Stefan (Sleeper Games) has responded to a Q&A regarding HDC's internal mechanics on the developer end, which is transcribed here.

Upgrades

Upgrade are handled around individual upgrade IDs, these ID are also what the individual animations in obj_upgrade are named. Upgrades need to have an animation in obj_upgrade to work.

Upgrades then get initialized by their variable "up_initialized" being checked, trace that variable name and you might be able to find the initialization process for all upgrades. This initialization is what sets upgrade effects and compatibility conditions. Most upgrade effect variables in obj_upgrade start with "upmod", requirements start with "upreq".

Similarly searching for the card_get_upgraded variable in obj_card will lead to all upgrade effects getting applied.

Upgrade effect might need to be reset as part of card_full_reset of obj_card being checked, otherwise they might persist or duplicate when upgrades are removed (this resets the entire card applies all remaining upgrades again).

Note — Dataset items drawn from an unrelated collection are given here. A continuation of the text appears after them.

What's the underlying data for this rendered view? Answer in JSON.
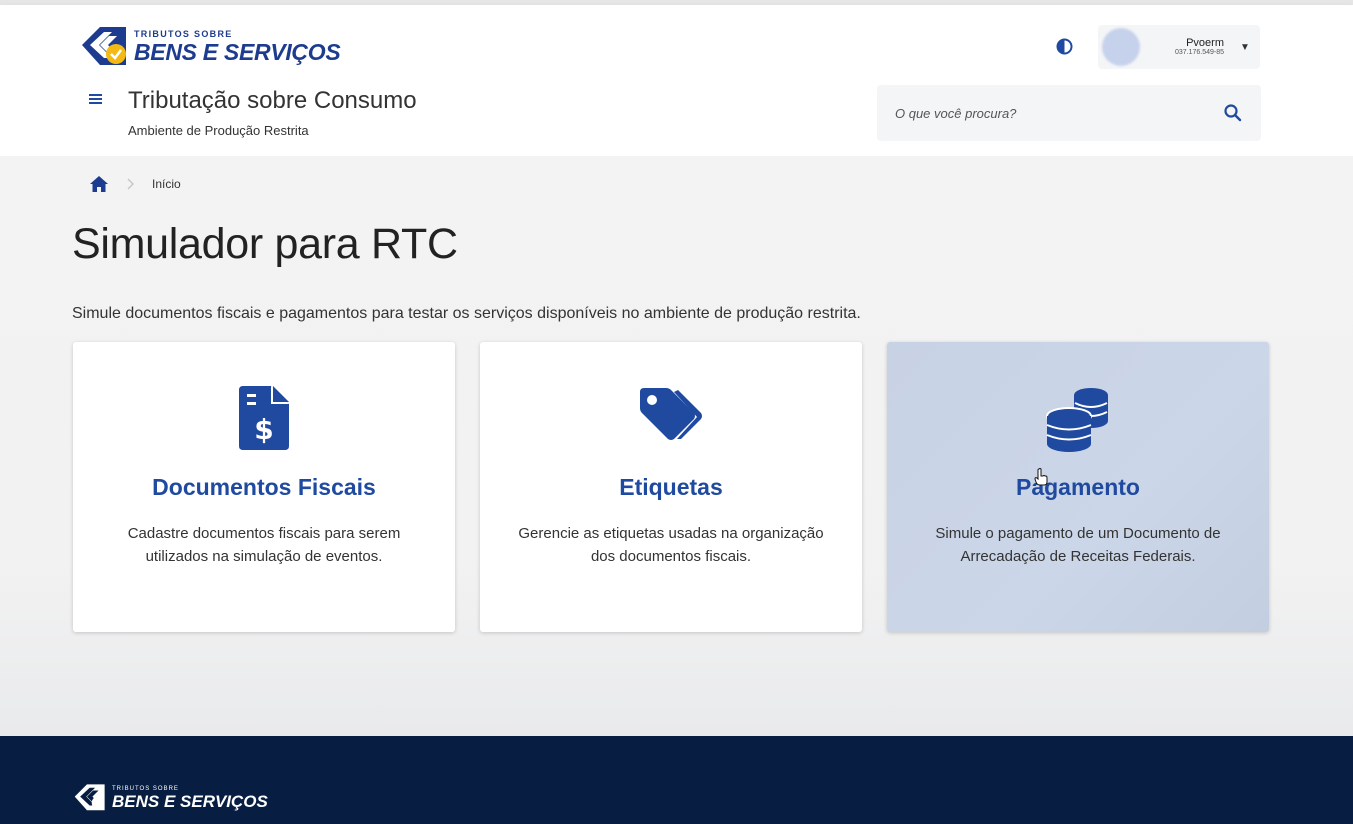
{
  "header": {
    "logo_small": "TRIBUTOS SOBRE",
    "logo_big": "BENS E SERVIÇOS",
    "app_title": "Tributação sobre Consumo",
    "app_subtitle": "Ambiente de Produção Restrita",
    "contrast_icon": "contrast-icon",
    "user": {
      "name": "Pvoerm",
      "cpf": "037.176.549-85"
    },
    "search": {
      "placeholder": "O que você procura?",
      "icon": "search-icon"
    },
    "menu_icon": "hamburger-icon"
  },
  "breadcrumb": {
    "home_icon": "home-icon",
    "current": "Início"
  },
  "page": {
    "title": "Simulador para RTC",
    "description": "Simule documentos fiscais e pagamentos para testar os serviços disponíveis no ambiente de produção restrita."
  },
  "cards": [
    {
      "icon": "file-invoice-dollar-icon",
      "title": "Documentos Fiscais",
      "text": "Cadastre documentos fiscais para serem utilizados na simulação de eventos."
    },
    {
      "icon": "tags-icon",
      "title": "Etiquetas",
      "text": "Gerencie as etiquetas usadas na organização dos documentos fiscais."
    },
    {
      "icon": "coins-icon",
      "title": "Pagamento",
      "text": "Simule o pagamento de um Documento de Arrecadação de Receitas Federais."
    }
  ],
  "footer": {
    "logo_small": "TRIBUTOS SOBRE",
    "logo_big": "BENS E SERVIÇOS"
  },
  "colors": {
    "primary": "#1f4aa0",
    "brand": "#1d3c8f",
    "accent": "#f5b914",
    "footer_bg": "#071d41",
    "card_hover": "#c9d4e6"
  }
}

Upgrade add pipeline is just a reminder for me what I have to cover to add upgrades.

Upgrade Add Pipeline

Not part of Stefan's response, taken from the development Trello

Tooltip

Initialize event

Add new compatability reqs, if necessarry

Apply effect event

Add this upgrade's effects to reset event (Init)

Add new items to loot lists (json)

Starting Decks

Starting decks are defined as the title screen is generated by pl_is_on_title being checked, easier to trace might be pl_time_on_title which is incremented there. This generates title buttons and assigns icons to them. New decks would require extending this to accomodate new buttons, which might get difficult spacially, you'd probably have to figure out new generation math to have the new decks on screen at all.

Title buttons are a version of ui_element_main and get handled via various properties, most essentiall obj_button_number and but_deck_comp_id, which is the id of the deck element they represent. Tracing these IDs leads to the cards they create when clicked.

Card Effects

Card effects get assigned when obj_card checks card_initialize_me, this triggers the entire card initialization, creating all basic card components and so on.

During this process, the numbers effects are checked by card_type_read, which you can trace to each effect getting assigned. There is a couple hundred of these and they have sub_variables that sometimes define 50 or so variants. I don't keep a list, you'll just have to look at these and trace what they change in obj_card. You can find any effect in the game by simply looking for card_effect_type_read corrosponding to the "effect_type" listed in the cards.json effect sections of each card.

Data Cloud

Data cloud positions are defined by an external scene called "index" which has card portrait objects and upgrades layed out as you see them ingame. Adding additional of these object to the scene will make them show up in the data cloud. I have no idea how this looks in the compiled code, but if there is a hundreds of instances of objunit and objab somewhere with position data then that's probably it.

Adding Cards (since that also came up)

Similar to upgrades, cards need a portrait object animations to work. The animation needs to exist for the "por_obj" defined in cards.json and the animation name needs to again be identical to the card main id used in the data file. Especially for ships these animations need to have a lot of points set to work. Tech cards are more simple, but they still need a basic animation set up. So creating a new animation in one of these portrait objects would be the first step to actually making a new card work.